I don't write as often as I used to but today I wanted to take a few moments and write down some of my thoughts and reflections. It has been 10 years since the single most difficult day of my life, the day my son died in my arms. The day I handed his small, lifeless body over to a stranger, knowing I would never hold him again.
It's not a day for cake. It's a day for tears. It's a day that I feel very alone no mater how many people surround me.
A lot has changed in the last decade. When Noah died I was almost 25 years old. I had been married for 2 years. I was really just figuring out being a grown up, a wife and a mom. I was trying so hard to get it right. To handle it well. Sometimes it all felt like a bad dream... like it wasn't really happening.
Ten years later I can tell you it really happened. I don't need to be pinched. His pictures hang on my wall and on a day like today I can almost feel his softness, smell his baby smell and hear his little sounds. But more than that I can almost see him standing next to his big brother David. As much as I want my son back for me, sometimes I wish David could have his brother back more.
Even though no good comes from the what if's and if only's, a lot of good has come from the time we shared together and from the ten years that have passed. A lot of grieving, crying, sadness and a lot more love, perspective, and thankfulness.
So even though it goes without saying, I miss my son. I wish he was here. I still grieve my loss and I always will.

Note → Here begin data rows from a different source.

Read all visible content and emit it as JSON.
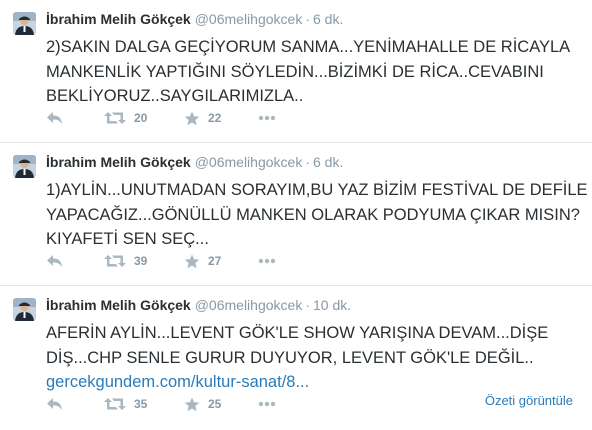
{
  "tweets": [
    {
      "name": "İbrahim Melih Gökçek",
      "handle": "@06melihgokcek",
      "time": "6 dk.",
      "lines": [
        "2)SAKIN DALGA GEÇİYORUM SANMA...YENİMAHALLE DE RİCAYLA",
        "MANKENLİK YAPTIĞINI SÖYLEDİN...BİZİMKİ DE RİCA..CEVABINI",
        "BEKLİYORUZ..SAYGILARIMIZLA.."
      ],
      "retweets": "20",
      "favorites": "22"
    },
    {
      "name": "İbrahim Melih Gökçek",
      "handle": "@06melihgokcek",
      "time": "6 dk.",
      "lines": [
        "1)AYLİN...UNUTMADAN SORAYIM,BU YAZ BİZİM FESTİVAL DE DEFİLE",
        "YAPACAĞIZ...GÖNÜLLÜ MANKEN OLARAK PODYUMA ÇIKAR MISIN?",
        "KIYAFETİ SEN SEÇ..."
      ],
      "retweets": "39",
      "favorites": "27"
    },
    {
      "name": "İbrahim Melih Gökçek",
      "handle": "@06melihgokcek",
      "time": "10 dk.",
      "lines": [
        "AFERİN AYLİN...LEVENT GÖK'LE SHOW YARIŞINA DEVAM...DİŞE",
        "DİŞ...CHP SENLE GURUR DUYUYOR, LEVENT GÖK'LE DEĞİL.."
      ],
      "link": "gercekgundem.com/kultur-sanat/8...",
      "summary_label": "Özeti görüntüle",
      "retweets": "35",
      "favorites": "25"
    }
  ],
  "separator": "·",
  "icons": {
    "reply": "reply-icon",
    "retweet": "retweet-icon",
    "favorite": "star-icon",
    "more": "more-dots-icon",
    "avatar": "profile-photo"
  },
  "colors": {
    "name": "#292f33",
    "muted": "#8899a6",
    "icon": "#aab8c2",
    "link": "#2b7bb9",
    "divider": "#e1e8ed"
  }
}
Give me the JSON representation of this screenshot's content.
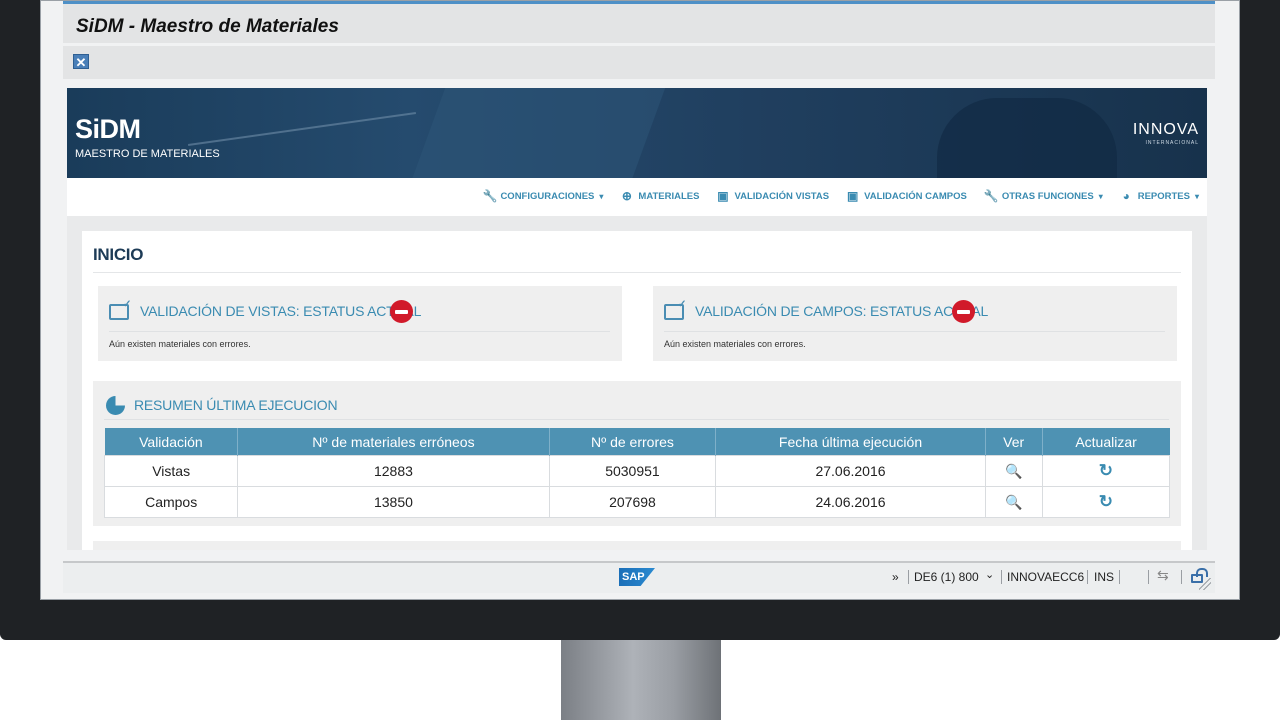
{
  "window": {
    "title": "SiDM - Maestro de Materiales",
    "close_icon": "✕"
  },
  "banner": {
    "logo": "SiDM",
    "subtitle": "MAESTRO DE MATERIALES",
    "brand": "INNOVA",
    "brand_sub": "INTERNACIONAL"
  },
  "nav": {
    "items": [
      {
        "label": "CONFIGURACIONES",
        "icon": "wrench-icon",
        "glyph": "🔧",
        "dropdown": true
      },
      {
        "label": "MATERIALES",
        "icon": "plus-circle-icon",
        "glyph": "⊕",
        "dropdown": false
      },
      {
        "label": "VALIDACIÓN VISTAS",
        "icon": "validate-views-icon",
        "glyph": "▣",
        "dropdown": false
      },
      {
        "label": "VALIDACIÓN CAMPOS",
        "icon": "validate-fields-icon",
        "glyph": "▣",
        "dropdown": false
      },
      {
        "label": "OTRAS FUNCIONES",
        "icon": "wrench-icon",
        "glyph": "🔧",
        "dropdown": true
      },
      {
        "label": "REPORTES",
        "icon": "pie-chart-icon",
        "glyph": "◕",
        "dropdown": true
      }
    ],
    "caret": "▾"
  },
  "main": {
    "title": "INICIO",
    "status_cards": [
      {
        "heading": "VALIDACIÓN DE VISTAS: ESTATUS ACTUAL",
        "message": "Aún existen materiales con errores."
      },
      {
        "heading": "VALIDACIÓN DE CAMPOS: ESTATUS ACTUAL",
        "message": "Aún existen materiales con errores."
      }
    ],
    "summary": {
      "heading": "RESUMEN ÚLTIMA EJECUCION",
      "columns": [
        "Validación",
        "Nº de materiales erróneos",
        "Nº de errores",
        "Fecha última ejecución",
        "Ver",
        "Actualizar"
      ],
      "rows": [
        {
          "validacion": "Vistas",
          "materiales": "12883",
          "errores": "5030951",
          "fecha": "27.06.2016"
        },
        {
          "validacion": "Campos",
          "materiales": "13850",
          "errores": "207698",
          "fecha": "24.06.2016"
        }
      ],
      "view_glyph": "🔍",
      "refresh_glyph": "↻"
    }
  },
  "statusbar": {
    "sap_logo": "SAP",
    "chevrons": "»",
    "system": "DE6 (1) 800",
    "dropdown": "⌄",
    "server": "INNOVAECC6",
    "mode": "INS",
    "transfer_glyph": "⇆"
  }
}
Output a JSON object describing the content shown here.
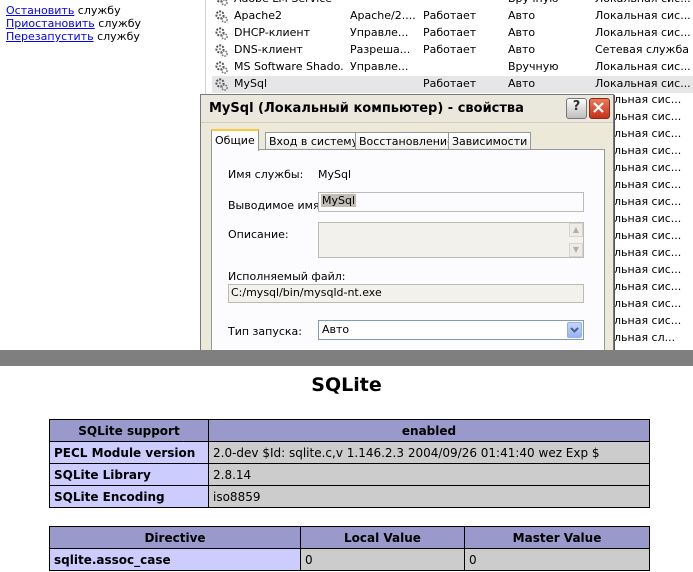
{
  "services_window": {
    "actions": [
      {
        "link": "Остановить",
        "rest": " службу"
      },
      {
        "link": "Приостановить",
        "rest": " службу"
      },
      {
        "link": "Перезапустить",
        "rest": " службу"
      }
    ],
    "rows": [
      {
        "name": "Adobe LM Service",
        "desc": "",
        "status": "",
        "startup": "Вручную",
        "logon": "Локальная сис..."
      },
      {
        "name": "Apache2",
        "desc": "Apache/2....",
        "status": "Работает",
        "startup": "Авто",
        "logon": "Локальная сис..."
      },
      {
        "name": "DHCP-клиент",
        "desc": "Управле...",
        "status": "Работает",
        "startup": "Авто",
        "logon": "Локальная сис..."
      },
      {
        "name": "DNS-клиент",
        "desc": "Разреша...",
        "status": "Работает",
        "startup": "Авто",
        "logon": "Сетевая служба"
      },
      {
        "name": "MS Software Shado...",
        "desc": "Управле...",
        "status": "",
        "startup": "Вручную",
        "logon": "Локальная сис..."
      },
      {
        "name": "MySql",
        "desc": "",
        "status": "Работает",
        "startup": "Авто",
        "logon": "Локальная сис..."
      }
    ],
    "right_column_tail": [
      "льная сис...",
      "льная сис...",
      "льная сис...",
      "льная сис...",
      "льная сис...",
      "льная сис...",
      "льная сис...",
      "льная сис...",
      "льная сис...",
      "льная сис...",
      "льная сис...",
      "льная сис...",
      "льная сис...",
      "льная сис...",
      "льная сл..."
    ]
  },
  "dialog": {
    "title": "MySql (Локальный компьютер) - свойства",
    "help_label": "?",
    "tabs": [
      "Общие",
      "Вход в систему",
      "Восстановление",
      "Зависимости"
    ],
    "service_name_label": "Имя службы:",
    "service_name_value": "MySql",
    "display_name_label": "Выводимое имя:",
    "display_name_value": "MySql",
    "description_label": "Описание:",
    "executable_label": "Исполняемый файл:",
    "executable_value": "C:/mysql/bin/mysqld-nt.exe",
    "startup_type_label": "Тип запуска:",
    "startup_type_value": "Авто"
  },
  "sqlite": {
    "heading": "SQLite",
    "table1": {
      "header": [
        "SQLite support",
        "enabled"
      ],
      "rows": [
        [
          "PECL Module version",
          "2.0-dev $Id: sqlite.c,v 1.146.2.3 2004/09/26 01:41:40 wez Exp $"
        ],
        [
          "SQLite Library",
          "2.8.14"
        ],
        [
          "SQLite Encoding",
          "iso8859"
        ]
      ]
    },
    "table2": {
      "header": [
        "Directive",
        "Local Value",
        "Master Value"
      ],
      "rows": [
        [
          "sqlite.assoc_case",
          "0",
          "0"
        ]
      ]
    }
  }
}
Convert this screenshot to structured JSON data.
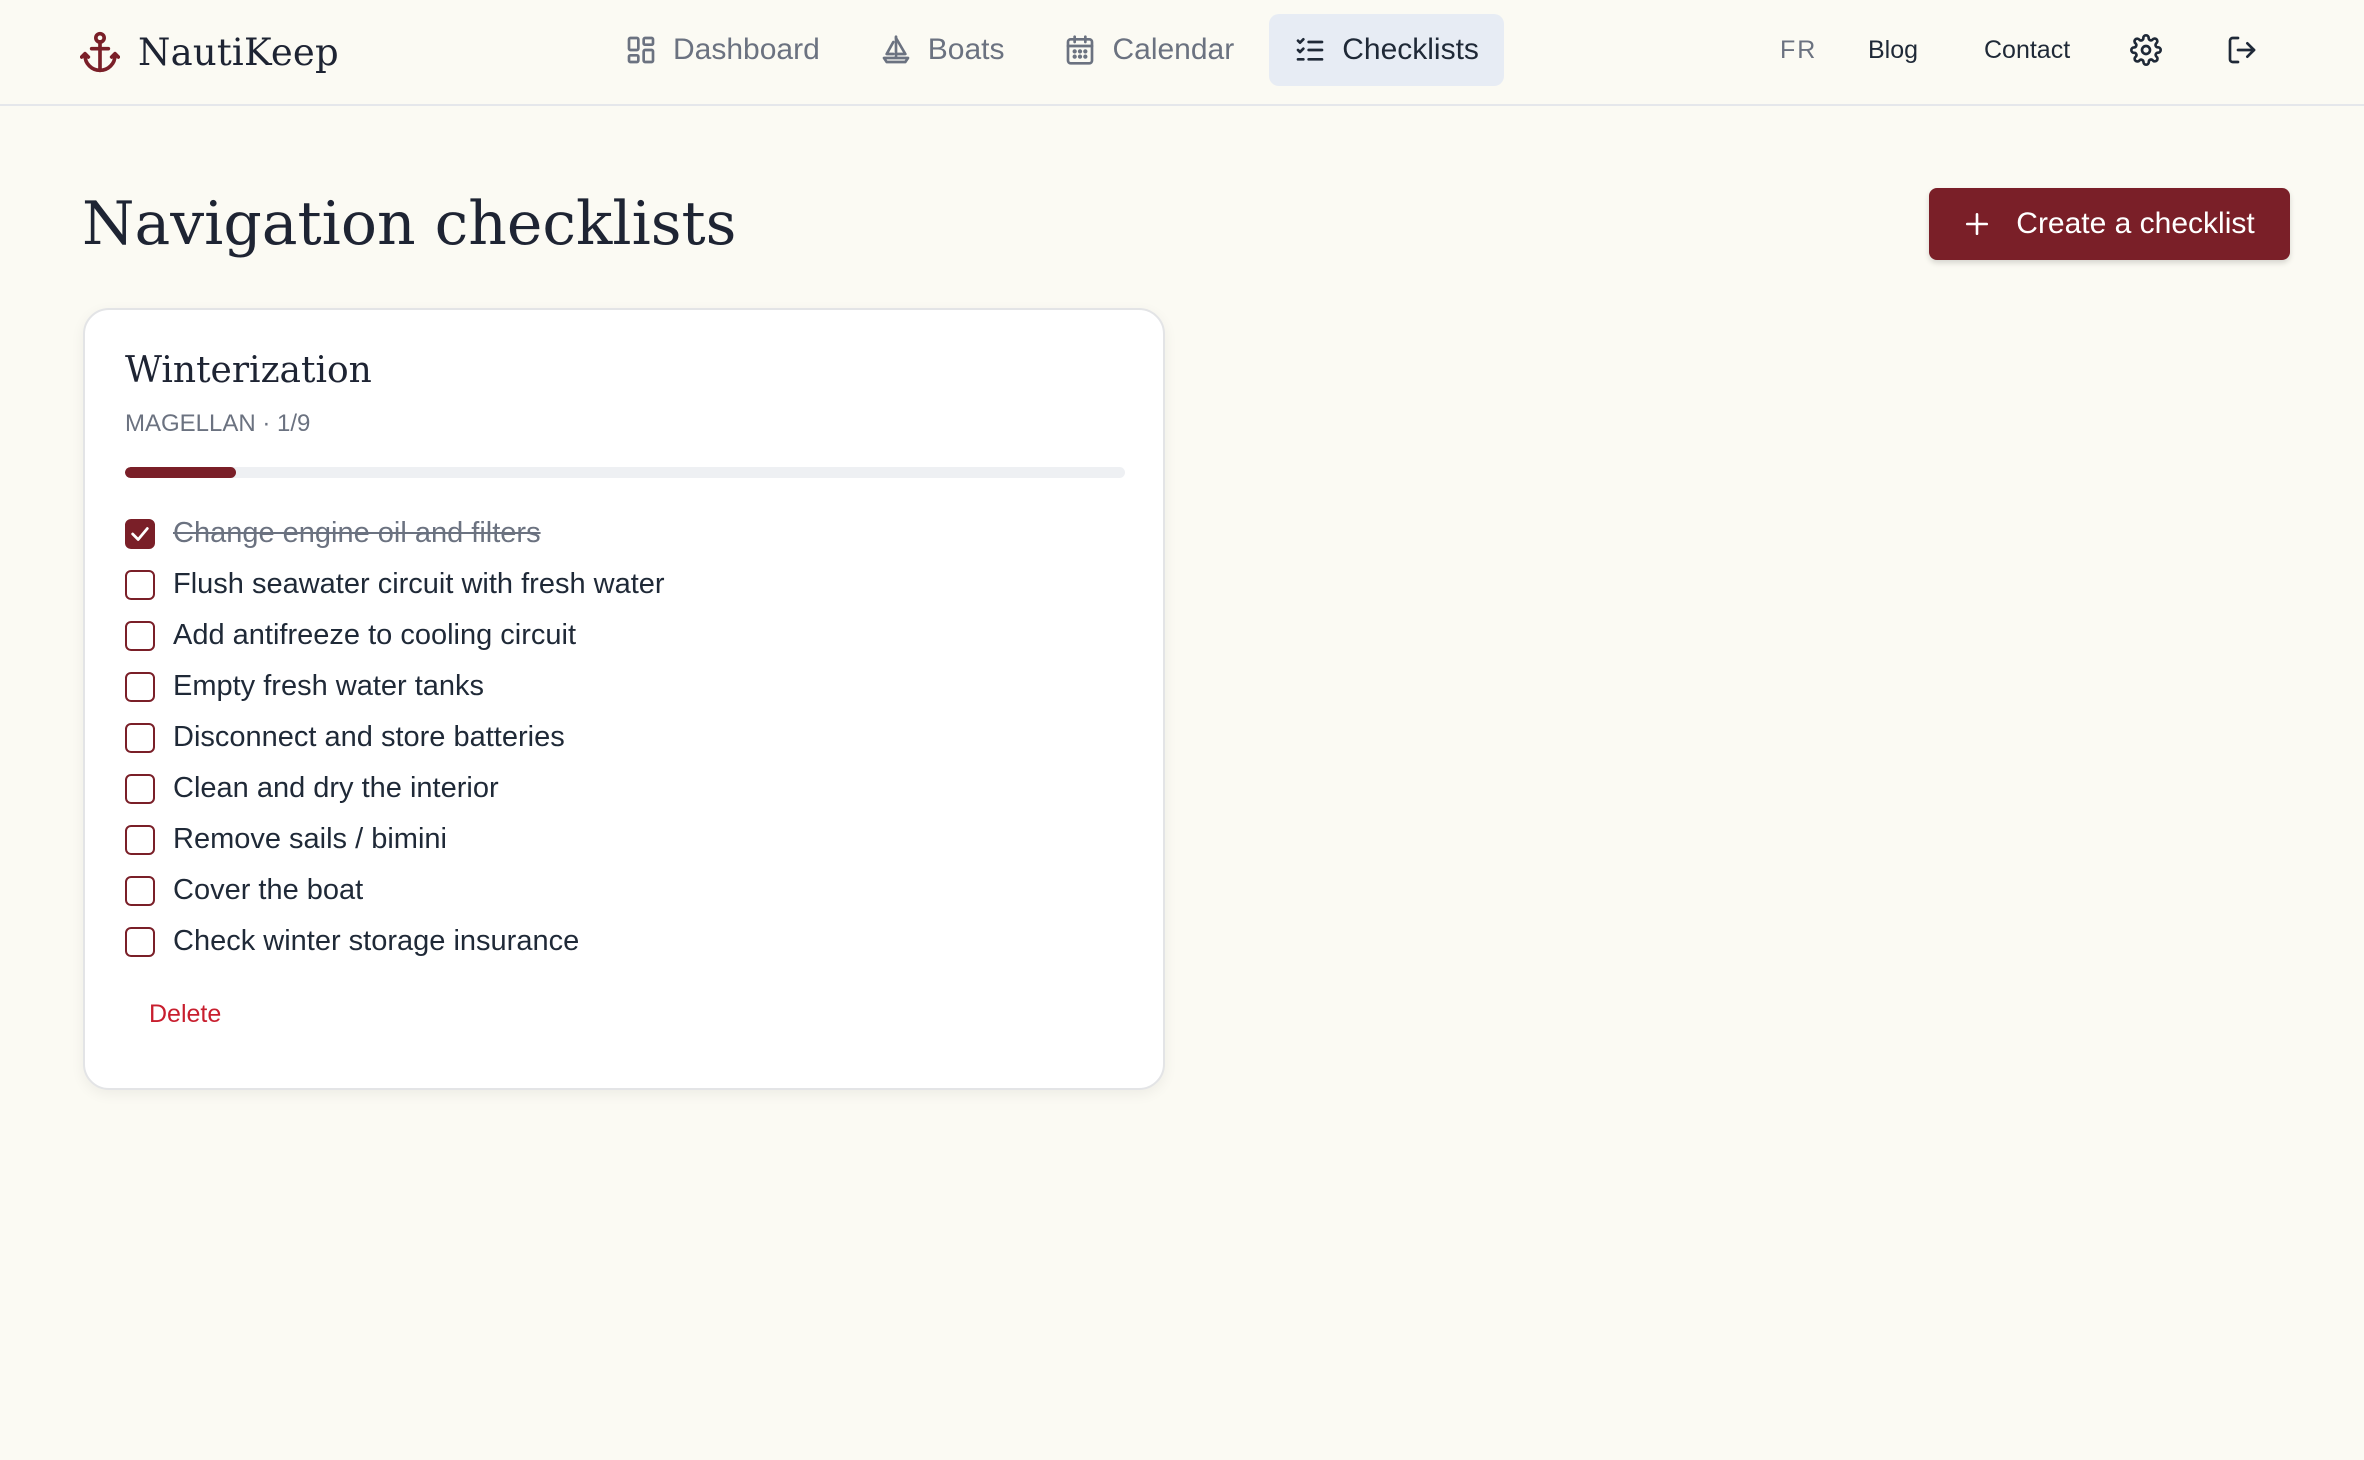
{
  "app": {
    "name": "NautiKeep"
  },
  "nav": {
    "items": [
      {
        "label": "Dashboard",
        "icon": "dashboard-icon",
        "active": false
      },
      {
        "label": "Boats",
        "icon": "sailboat-icon",
        "active": false
      },
      {
        "label": "Calendar",
        "icon": "calendar-icon",
        "active": false
      },
      {
        "label": "Checklists",
        "icon": "checklist-icon",
        "active": true
      }
    ],
    "lang": "FR",
    "blog": "Blog",
    "contact": "Contact",
    "settings_icon": "gear-icon",
    "logout_icon": "logout-icon"
  },
  "main": {
    "title": "Navigation checklists",
    "create_button": "Create a checklist"
  },
  "checklist": {
    "title": "Winterization",
    "meta": "MAGELLAN · 1/9",
    "progress_fraction": 0.111,
    "items": [
      {
        "label": "Change engine oil and filters",
        "checked": true
      },
      {
        "label": "Flush seawater circuit with fresh water",
        "checked": false
      },
      {
        "label": "Add antifreeze to cooling circuit",
        "checked": false
      },
      {
        "label": "Empty fresh water tanks",
        "checked": false
      },
      {
        "label": "Disconnect and store batteries",
        "checked": false
      },
      {
        "label": "Clean and dry the interior",
        "checked": false
      },
      {
        "label": "Remove sails / bimini",
        "checked": false
      },
      {
        "label": "Cover the boat",
        "checked": false
      },
      {
        "label": "Check winter storage insurance",
        "checked": false
      }
    ],
    "delete_label": "Delete"
  },
  "colors": {
    "accent": "#7a1f28",
    "background": "#fbfaf3",
    "danger": "#c81e2e"
  }
}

And when Naomi is teething and wakes up more times than I can count Noah is here reminding me to be thankful for the middle of the night moments to comfort her. And when Joshua gets away with something in his cute 3 year old way it's because I waited years wondering if I would have another son to love. And it's why as a family when we can chose TIME with each other over anything else in this world and we MAKE MEMORIES.
So thank you Noah for the memories. The movements and kicks when I was growing you in my tummy. Your first cry, loud and strong as you were born into this world. And the 28 days we held you, fed you and loved you on this earth. And thank you for the last 10 years that even when you couldn't be physically present in our family you are still so much a part of the way we live and the way we love.